Lent, a time of giving up and taking on, of purifying and of growth. We might think of it as caring for our life as we do a lawn. Raking out the moss, digging up the dandelions, giving it some fertilizer, reseeding the bare patches.
Perhaps we might see it as a time for taking stock. Do we actually want our life our life to be like the traditional even, bright green, weed free lawn? Or is our ideal something more like a wild flower meadow? What if our ideas and aspirations have changed over the years but somehow we can’t quite get rid of the past? That flower bed we filled in years ago, that has been grassed over for many seasons, you’d think it would be gone by now but the contours still show through indicating where it used to be.

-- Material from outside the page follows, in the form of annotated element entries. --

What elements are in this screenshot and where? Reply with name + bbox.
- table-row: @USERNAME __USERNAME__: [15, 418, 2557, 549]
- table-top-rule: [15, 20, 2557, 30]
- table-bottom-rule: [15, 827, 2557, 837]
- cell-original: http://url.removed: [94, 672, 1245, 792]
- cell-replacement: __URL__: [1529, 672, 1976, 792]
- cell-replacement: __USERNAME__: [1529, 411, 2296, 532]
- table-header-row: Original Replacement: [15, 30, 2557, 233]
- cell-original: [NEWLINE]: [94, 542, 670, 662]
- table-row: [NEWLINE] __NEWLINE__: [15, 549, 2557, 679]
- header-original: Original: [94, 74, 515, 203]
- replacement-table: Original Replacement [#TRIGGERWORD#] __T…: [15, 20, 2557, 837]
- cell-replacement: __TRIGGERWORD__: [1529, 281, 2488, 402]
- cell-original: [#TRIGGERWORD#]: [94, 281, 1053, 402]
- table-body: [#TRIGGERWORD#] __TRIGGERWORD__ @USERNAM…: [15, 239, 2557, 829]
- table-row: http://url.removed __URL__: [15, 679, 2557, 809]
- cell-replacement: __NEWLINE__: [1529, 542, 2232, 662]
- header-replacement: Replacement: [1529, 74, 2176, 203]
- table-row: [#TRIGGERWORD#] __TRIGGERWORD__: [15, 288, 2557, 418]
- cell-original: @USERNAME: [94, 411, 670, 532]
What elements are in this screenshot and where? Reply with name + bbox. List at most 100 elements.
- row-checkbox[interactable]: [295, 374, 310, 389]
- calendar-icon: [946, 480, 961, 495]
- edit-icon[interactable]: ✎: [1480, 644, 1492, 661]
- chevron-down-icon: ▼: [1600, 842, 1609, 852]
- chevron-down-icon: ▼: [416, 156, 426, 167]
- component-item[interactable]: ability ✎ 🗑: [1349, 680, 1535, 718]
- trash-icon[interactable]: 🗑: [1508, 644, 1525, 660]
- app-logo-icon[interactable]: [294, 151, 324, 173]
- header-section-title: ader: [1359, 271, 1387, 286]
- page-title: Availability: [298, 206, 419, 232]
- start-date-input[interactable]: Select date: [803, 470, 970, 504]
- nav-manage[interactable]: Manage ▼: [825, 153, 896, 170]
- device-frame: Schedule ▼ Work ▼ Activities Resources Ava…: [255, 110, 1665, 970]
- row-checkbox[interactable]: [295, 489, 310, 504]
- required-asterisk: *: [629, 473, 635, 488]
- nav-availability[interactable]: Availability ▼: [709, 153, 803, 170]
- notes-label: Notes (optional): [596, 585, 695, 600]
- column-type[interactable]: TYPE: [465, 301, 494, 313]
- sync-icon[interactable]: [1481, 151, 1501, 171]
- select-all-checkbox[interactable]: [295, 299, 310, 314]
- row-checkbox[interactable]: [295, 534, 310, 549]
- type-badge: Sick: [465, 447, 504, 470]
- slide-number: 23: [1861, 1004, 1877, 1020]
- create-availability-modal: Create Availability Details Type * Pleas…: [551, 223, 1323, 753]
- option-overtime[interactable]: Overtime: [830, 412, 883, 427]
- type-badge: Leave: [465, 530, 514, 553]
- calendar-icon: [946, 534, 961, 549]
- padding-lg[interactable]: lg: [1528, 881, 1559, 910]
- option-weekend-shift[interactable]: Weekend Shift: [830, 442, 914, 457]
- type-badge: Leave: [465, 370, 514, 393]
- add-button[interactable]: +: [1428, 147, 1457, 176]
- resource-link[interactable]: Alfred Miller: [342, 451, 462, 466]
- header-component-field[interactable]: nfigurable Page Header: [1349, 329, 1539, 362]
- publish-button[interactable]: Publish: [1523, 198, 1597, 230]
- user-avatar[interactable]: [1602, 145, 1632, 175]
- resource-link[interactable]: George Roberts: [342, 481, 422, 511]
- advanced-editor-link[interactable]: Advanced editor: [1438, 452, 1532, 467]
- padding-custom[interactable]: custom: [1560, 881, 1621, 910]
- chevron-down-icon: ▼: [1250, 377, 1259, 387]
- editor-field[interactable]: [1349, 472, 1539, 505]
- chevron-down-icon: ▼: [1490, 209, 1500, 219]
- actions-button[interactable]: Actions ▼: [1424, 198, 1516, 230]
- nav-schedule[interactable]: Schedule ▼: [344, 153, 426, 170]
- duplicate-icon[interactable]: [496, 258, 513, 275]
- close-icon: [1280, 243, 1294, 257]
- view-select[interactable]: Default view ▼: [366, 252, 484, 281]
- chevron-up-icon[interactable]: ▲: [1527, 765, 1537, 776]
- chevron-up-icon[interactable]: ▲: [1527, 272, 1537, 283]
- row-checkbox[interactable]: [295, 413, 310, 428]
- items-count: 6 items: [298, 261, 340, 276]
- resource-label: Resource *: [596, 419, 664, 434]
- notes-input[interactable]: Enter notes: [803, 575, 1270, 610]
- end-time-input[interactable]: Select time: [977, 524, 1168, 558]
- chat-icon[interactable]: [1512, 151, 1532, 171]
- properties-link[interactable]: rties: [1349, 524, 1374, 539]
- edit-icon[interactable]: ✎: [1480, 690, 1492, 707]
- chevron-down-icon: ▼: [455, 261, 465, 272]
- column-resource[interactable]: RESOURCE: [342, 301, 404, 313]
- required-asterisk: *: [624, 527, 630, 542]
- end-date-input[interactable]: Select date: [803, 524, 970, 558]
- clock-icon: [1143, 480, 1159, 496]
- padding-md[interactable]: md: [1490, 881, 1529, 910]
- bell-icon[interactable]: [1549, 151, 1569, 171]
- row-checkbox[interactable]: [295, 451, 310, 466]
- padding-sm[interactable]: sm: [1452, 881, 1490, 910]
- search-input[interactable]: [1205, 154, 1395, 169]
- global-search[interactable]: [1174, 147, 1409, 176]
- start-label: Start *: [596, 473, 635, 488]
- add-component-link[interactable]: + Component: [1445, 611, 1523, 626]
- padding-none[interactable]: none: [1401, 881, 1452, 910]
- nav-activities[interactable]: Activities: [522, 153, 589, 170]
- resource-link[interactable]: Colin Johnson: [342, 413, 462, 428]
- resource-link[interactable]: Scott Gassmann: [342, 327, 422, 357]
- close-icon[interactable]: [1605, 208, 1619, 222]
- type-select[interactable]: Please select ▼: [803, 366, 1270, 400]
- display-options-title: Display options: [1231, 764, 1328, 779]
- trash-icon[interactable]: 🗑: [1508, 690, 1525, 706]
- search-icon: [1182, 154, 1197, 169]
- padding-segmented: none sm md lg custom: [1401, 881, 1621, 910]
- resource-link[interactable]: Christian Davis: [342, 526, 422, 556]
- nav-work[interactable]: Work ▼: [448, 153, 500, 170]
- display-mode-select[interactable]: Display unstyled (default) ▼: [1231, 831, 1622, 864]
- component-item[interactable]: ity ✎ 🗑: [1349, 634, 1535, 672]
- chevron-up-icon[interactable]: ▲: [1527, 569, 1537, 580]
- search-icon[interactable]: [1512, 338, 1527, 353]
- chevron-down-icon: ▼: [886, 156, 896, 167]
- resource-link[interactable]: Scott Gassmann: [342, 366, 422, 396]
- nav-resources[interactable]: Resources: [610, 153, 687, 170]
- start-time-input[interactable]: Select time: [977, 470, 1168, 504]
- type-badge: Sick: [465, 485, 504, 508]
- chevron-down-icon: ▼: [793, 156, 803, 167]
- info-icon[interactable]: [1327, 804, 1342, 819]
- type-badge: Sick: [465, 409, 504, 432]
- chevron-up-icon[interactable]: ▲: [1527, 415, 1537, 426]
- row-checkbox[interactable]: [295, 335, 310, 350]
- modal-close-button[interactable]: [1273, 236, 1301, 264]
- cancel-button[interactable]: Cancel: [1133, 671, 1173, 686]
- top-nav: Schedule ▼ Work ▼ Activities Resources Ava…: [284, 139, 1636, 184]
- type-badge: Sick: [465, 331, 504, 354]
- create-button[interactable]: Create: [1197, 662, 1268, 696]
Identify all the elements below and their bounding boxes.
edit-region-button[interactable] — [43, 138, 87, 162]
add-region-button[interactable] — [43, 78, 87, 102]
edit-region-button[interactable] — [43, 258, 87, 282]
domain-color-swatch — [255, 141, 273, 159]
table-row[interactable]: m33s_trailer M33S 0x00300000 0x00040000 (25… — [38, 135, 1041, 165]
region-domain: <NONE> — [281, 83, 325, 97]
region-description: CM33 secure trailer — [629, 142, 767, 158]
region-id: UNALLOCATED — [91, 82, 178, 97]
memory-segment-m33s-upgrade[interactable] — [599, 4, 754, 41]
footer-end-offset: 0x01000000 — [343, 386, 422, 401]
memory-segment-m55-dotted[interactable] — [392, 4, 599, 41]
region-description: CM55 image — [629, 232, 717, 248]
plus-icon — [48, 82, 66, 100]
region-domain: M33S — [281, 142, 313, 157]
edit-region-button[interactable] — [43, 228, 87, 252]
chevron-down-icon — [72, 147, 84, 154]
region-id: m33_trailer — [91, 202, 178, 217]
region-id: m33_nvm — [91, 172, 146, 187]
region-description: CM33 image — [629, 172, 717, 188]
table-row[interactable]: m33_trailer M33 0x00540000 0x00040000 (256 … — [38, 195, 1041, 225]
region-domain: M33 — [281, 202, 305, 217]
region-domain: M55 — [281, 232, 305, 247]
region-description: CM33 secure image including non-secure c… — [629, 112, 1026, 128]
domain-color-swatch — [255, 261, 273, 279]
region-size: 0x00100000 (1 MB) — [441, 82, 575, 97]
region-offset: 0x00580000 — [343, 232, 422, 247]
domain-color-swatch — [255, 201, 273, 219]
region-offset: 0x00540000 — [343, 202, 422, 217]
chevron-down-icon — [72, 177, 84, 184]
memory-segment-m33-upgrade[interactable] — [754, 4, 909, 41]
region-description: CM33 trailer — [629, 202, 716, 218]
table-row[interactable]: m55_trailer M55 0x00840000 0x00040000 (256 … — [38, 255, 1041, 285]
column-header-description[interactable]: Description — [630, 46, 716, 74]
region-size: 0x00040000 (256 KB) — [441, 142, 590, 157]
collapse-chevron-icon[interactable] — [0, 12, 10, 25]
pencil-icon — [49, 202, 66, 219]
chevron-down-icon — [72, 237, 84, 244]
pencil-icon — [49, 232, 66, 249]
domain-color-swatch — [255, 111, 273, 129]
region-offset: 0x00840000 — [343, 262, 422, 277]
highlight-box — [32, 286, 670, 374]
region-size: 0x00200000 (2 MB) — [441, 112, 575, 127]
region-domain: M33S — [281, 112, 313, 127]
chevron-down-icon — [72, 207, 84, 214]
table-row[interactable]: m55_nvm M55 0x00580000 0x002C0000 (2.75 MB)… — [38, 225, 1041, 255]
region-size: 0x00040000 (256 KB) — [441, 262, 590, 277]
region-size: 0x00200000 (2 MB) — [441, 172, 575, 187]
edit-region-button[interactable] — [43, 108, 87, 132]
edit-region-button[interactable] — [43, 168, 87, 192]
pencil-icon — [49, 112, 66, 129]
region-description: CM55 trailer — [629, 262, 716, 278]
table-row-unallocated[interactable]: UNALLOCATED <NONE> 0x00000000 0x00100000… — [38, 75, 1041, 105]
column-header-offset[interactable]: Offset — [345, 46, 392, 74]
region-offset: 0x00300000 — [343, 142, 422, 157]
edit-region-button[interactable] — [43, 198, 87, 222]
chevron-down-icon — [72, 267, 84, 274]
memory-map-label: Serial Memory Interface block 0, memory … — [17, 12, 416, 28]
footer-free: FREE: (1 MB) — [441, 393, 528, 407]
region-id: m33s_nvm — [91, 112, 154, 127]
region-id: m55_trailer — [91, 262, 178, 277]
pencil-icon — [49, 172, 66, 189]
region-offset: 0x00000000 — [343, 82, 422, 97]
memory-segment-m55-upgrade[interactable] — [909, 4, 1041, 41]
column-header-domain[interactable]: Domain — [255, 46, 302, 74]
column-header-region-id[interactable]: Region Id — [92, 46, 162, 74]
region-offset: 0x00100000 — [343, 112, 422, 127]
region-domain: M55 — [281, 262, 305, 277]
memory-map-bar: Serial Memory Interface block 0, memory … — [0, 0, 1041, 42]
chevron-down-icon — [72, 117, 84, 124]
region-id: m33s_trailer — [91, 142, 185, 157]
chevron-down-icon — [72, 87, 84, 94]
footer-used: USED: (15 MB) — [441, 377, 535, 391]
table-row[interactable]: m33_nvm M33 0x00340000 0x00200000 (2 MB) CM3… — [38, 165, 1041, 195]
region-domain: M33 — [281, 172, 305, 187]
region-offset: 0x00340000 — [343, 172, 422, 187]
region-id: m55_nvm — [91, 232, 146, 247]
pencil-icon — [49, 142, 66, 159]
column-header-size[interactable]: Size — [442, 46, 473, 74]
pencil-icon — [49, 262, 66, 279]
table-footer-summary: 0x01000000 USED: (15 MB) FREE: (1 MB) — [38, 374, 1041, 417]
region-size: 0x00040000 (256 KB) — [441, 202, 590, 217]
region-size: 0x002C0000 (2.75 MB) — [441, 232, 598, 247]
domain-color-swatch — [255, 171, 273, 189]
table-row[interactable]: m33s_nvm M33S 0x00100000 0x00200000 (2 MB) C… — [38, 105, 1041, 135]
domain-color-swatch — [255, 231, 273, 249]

We can’t erase the past but Lent is a time for penitence, repentance and forgiveness; for coming to terms with a past that is no more but which still leaves it mark on the present. The enduring mark in the lawn may be annoying, an eyesore but we need to think differently about our lives, learning to embrace a forgiven past, realising that it has made us what we are today.
So what form will our spiritual lawn care take this year? There are Lent groups and various easy to access resources available to help but maybe the most important thing is simply to take a long hard look at our lives and ask ourselves some far-reaching questions. What is the aim or purpose of our life? What is it for? Imagine someone watching a documentary about your life as portrayed by an in depth commentary on everything you do, say or think for a particular day. Would that day give them the same idea about your life as your stated aims and purpose?
For instance, if someone’s main aim was to be a world class athlete, we would expect this to reflected in in the amount of time they spend practising and training. But it would seem inconsistent if they then spent the rest of their time slumped in front of the television eating junk food. That might suggest that their ambition is really no more than a daydream. And we might want to ask a lot more questions before we take them seriously. How do they spend their money? What do they read? What sort of conversations do they have?
Saint Paul used the idea of an athlete in training as an illustration of how seriously we should take things as Christians. As our society becomes more secular and more multi-cultural we need to think about what being a Christian actually means; it is no longer synonymous with being a good citizen. Plenty of good citizens have no desire or aim to be followers, disciples, of Jesus.
We can’t equate good or right ideas with Christianity and write off bad or wrong ones as unchristian any more. Maybe that was always too simplistic but we’ve pretty much got away with it for a very long time whilst the laws of the land and generally accepted mores of society were under-girded and informed by Christian teaching. Maybe having it so easy has made us lazy in our thinking. When being a law abiding and morally upright citizen meant that our lives automatically conformed more or less to Christian teaching then we didn’t need to think too much about what our faith demanded of us.
But life has changed. New things come along all the time and rather than simply accepting what the media, our friends or family say about them, we need to stop and consider whether they will enhance our life as a Christian or be a distraction.
The term Christian was first applied to a group of disciples in the early years of the church; to be a Christian means to be a disciple, one who keeps to a discipline, continuing to learn about Christ. It’s an ongoing business of getting to know God better, becoming more Christlike. The discipline of Christ is a joy, not a chore; Jesus came to bring abundant life, not to make things stuffy and boring. Remember how he scandalised the religious leaders of his day! And he is the one whose way we are learning to follow.
It is no accident that Lent falls in Spring. A time of new growth, fresh things springing up. A time of surprises, of discovering things we didn’t know were there. Take a look at your life the way you might look round the garden once the snow has gone and old dead stuff been cleared away. You might be surprised at what you find; what fresh shoots, opportunities, are waiting to be nurtured and trained.
Despite all this, it somehow doesn’t feel quite fitting to talk about wishing people a Happy Lent like we say Happy Christmas or Happy Easter. So I’ll make an exception to my general dislike of made-up words and wish you all a Growthful Lent.